I can see between the broad backs of the Aurelian warriors. There’s a bio-dome, far above the city below, above even the clouds. The sun streams in through the glittering, near-translucent sphere of the holo-field that keeps the chill out and the air in.

They enter, and I follow cautiously afterwards, my eyes darting left and right. My hand clenches into a fist. It takes me a second to realize I’m looking for Scorp, and that my hand is clenching tight like it’s around the rifle that barely kept us alive.

It’s paradise. There’s a low, one-story house that sprawls out on the far edge of the bio-sphere, constructed of white rock in angular, squared lines. The Royal Palace looks like a symbol of power and strength. This bio-dome looks like it was made to be lived in, a paradise accessible only by a select few. There is a pond in the center of the dome, and fish leap into the air, their scales glittering metallically. There is a forest that rings the side opposite of the enormous home, and I catch a glimpse of a squirrely animal leaping from bough to bough.

Pure black Reavers circle watchfully, four of them crisscrossing silently in the air above the holo-dome.

“How did I never see this before?” I’ve stared at the Royal Palace thousands of times, watching it rear above the walls of the city.

Kat shakes her head, anger flashing. “There’s clouds. Always clouds, in the center of the city. These fuckers blocked the view from the masses. How did I never think they were man-made?”

I blink. Of course. Even on the clearest days, there was always fluffy white clouds above the city.

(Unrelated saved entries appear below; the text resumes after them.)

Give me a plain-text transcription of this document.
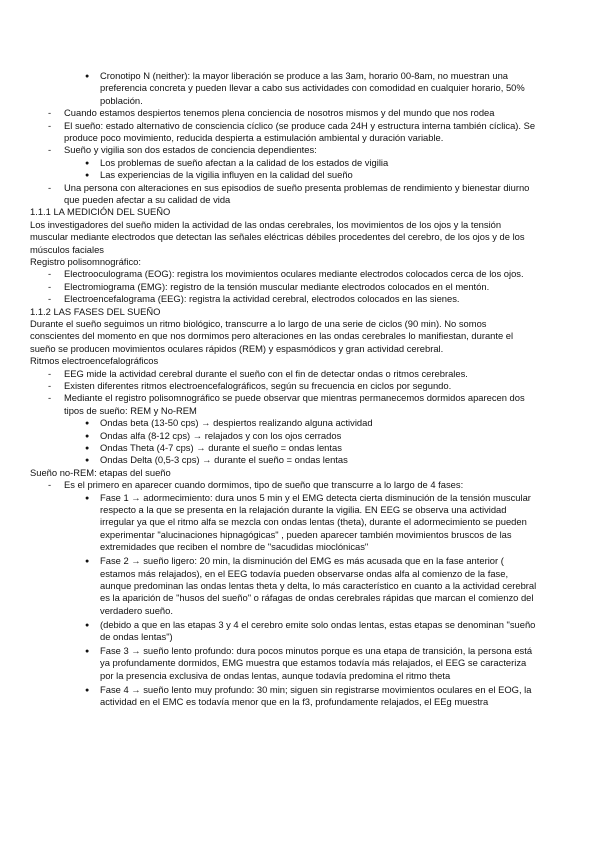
● Cronotipo N (neither): la mayor liberación se produce a las 3am, horario 00-8am, no muestran una
preferencia concreta y pueden llevar a cabo sus actividades con comodidad en cualquier horario, 50%
población.
- Cuando estamos despiertos tenemos plena conciencia de nosotros mismos y del mundo que nos rodea
- El sueño: estado alternativo de consciencia cíclico (se produce cada 24H y estructura interna también cíclica). Se
produce poco movimiento, reducida despierta a estimulación ambiental y duración variable.
- Sueño y vigilia son dos estados de conciencia dependientes:
● Los problemas de sueño afectan a la calidad de los estados de vigilia
● Las experiencias de la vigilia influyen en la calidad del sueño
- Una persona con alteraciones en sus episodios de sueño presenta problemas de rendimiento y bienestar diurno
que pueden afectar a su calidad de vida
1.1.1 LA MEDICIÓN DEL SUEÑO
Los investigadores del sueño miden la actividad de las ondas cerebrales, los movimientos de los ojos y la tensión
muscular mediante electrodos que detectan las señales eléctricas débiles procedentes del cerebro, de los ojos y de los
músculos faciales
Registro polisomnográfico:
- Electrooculograma (EOG): registra los movimientos oculares mediante electrodos colocados cerca de los ojos.
- Electromiograma (EMG): registro de la tensión muscular mediante electrodos colocados en el mentón.
- Electroencefalograma (EEG): registra la actividad cerebral, electrodos colocados en las sienes.
1.1.2 LAS FASES DEL SUEÑO
Durante el sueño seguimos un ritmo biológico, transcurre a lo largo de una serie de ciclos (90 min). No somos
conscientes del momento en que nos dormimos pero alteraciones en las ondas cerebrales lo manifiestan, durante el
sueño se producen movimientos oculares rápidos (REM) y espasmódicos y gran actividad cerebral.
Ritmos electroencefalográficos
- EEG mide la actividad cerebral durante el sueño con el fin de detectar ondas o ritmos cerebrales.
- Existen diferentes ritmos electroencefalográficos, según su frecuencia en ciclos por segundo.
- Mediante el registro polisomnográfico se puede observar que mientras permanecemos dormidos aparecen dos
tipos de sueño: REM y No-REM
● Ondas beta (13-50 cps) → despiertos realizando alguna actividad
● Ondas alfa (8-12 cps) → relajados y con los ojos cerrados
● Ondas Theta (4-7 cps) → durante el sueño = ondas lentas
● Ondas Delta (0,5-3 cps) → durante el sueño = ondas lentas
Sueño no-REM: etapas del sueño
- Es el primero en aparecer cuando dormimos, tipo de sueño que transcurre a lo largo de 4 fases:
● Fase 1 → adormecimiento: dura unos 5 min y el EMG detecta cierta disminución de la tensión muscular
respecto a la que se presenta en la relajación durante la vigilia. EN EEG se observa una actividad
irregular ya que el ritmo alfa se mezcla con ondas lentas (theta), durante el adormecimiento se pueden
experimentar "alucinaciones hipnagógicas" , pueden aparecer también movimientos bruscos de las
extremidades que reciben el nombre de "sacudidas mioclónicas"
● Fase 2 → sueño ligero: 20 min, la disminución del EMG es más acusada que en la fase anterior (
estamos más relajados), en el EEG todavía pueden observarse ondas alfa al comienzo de la fase,
aunque predominan las ondas lentas theta y delta, lo más característico en cuanto a la actividad cerebral
es la aparición de "husos del sueño" o ráfagas de ondas cerebrales rápidas que marcan el comienzo del
verdadero sueño.
● (debido a que en las etapas 3 y 4 el cerebro emite solo ondas lentas, estas etapas se denominan "sueño
de ondas lentas")
● Fase 3 → sueño lento profundo: dura pocos minutos porque es una etapa de transición, la persona está
ya profundamente dormidos, EMG muestra que estamos todavía más relajados, el EEG se caracteriza
por la presencia exclusiva de ondas lentas, aunque todavía predomina el ritmo theta
● Fase 4 → sueño lento muy profundo: 30 min; siguen sin registrarse movimientos oculares en el EOG, la
actividad en el EMC es todavía menor que en la f3, profundamente relajados, el EEg muestra
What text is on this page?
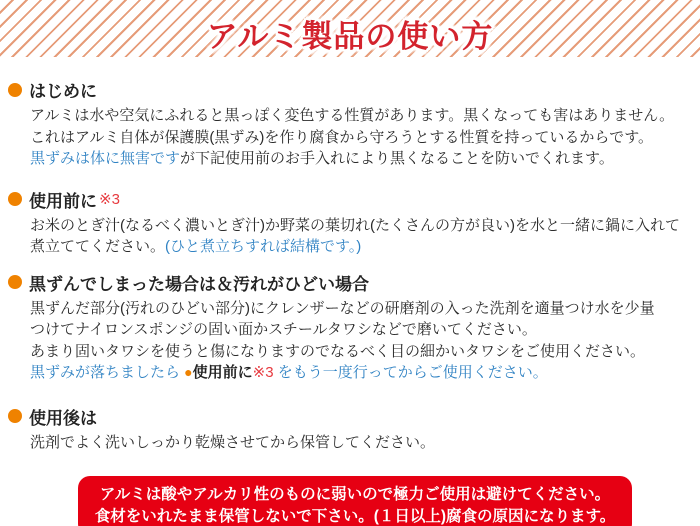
アルミ製品の使い方
はじめに
アルミは水や空気にふれると黒っぽく変色する性質があります。黒くなっても害はありません。
これはアルミ自体が保護膜(黒ずみ)を作り腐食から守ろうとする性質を持っているからです。
黒ずみは体に無害ですが下記使用前のお手入れにより黒くなることを防いでくれます。
使用前に ※3
お米のとぎ汁(なるべく濃いとぎ汁)か野菜の葉切れ(たくさんの方が良い)を水と一緒に鍋に入れて
煮立ててください。(ひと煮立ちすれば結構です。)
黒ずんでしまった場合は＆汚れがひどい場合
黒ずんだ部分(汚れのひどい部分)にクレンザーなどの研磨剤の入った洗剤を適量つけ水を少量
つけてナイロンスポンジの固い面かスチールタワシなどで磨いてください。
あまり固いタワシを使うと傷になりますのでなるべく目の細かいタワシをご使用ください。
黒ずみが落ちましたら ●使用前に※3 をもう一度行ってからご使用ください。
使用後は
洗剤でよく洗いしっかり乾燥させてから保管してください。
アルミは酸やアルカリ性のものに弱いので極力ご使用は避けてください。
食材をいれたまま保管しないで下さい。(１日以上)腐食の原因になります。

“They had this, while everyone worked below.” Even I am surprised by the venom in my voice.

“It is yours now.” Ra’al states it like it’s nothing, as if he is telling me that the weather is mild.

I turn, in shock. He’s looking down at me, his weathered face emotionless. “What do you mean? I can’t stay here.” I’ve spent so much of my life behind walls, and seeing the endless sky around me, with no reference points other than the Aurelian Reavers flitting around us endlessly, makes my heart pound.

Ra’al waves his hand to the estate. “They left. The King, the Queen, the heirs. They left, and their people died. You will be their voice now.”

I can’t say anything. My eyes go wide, and my mouth opens, then snaps close.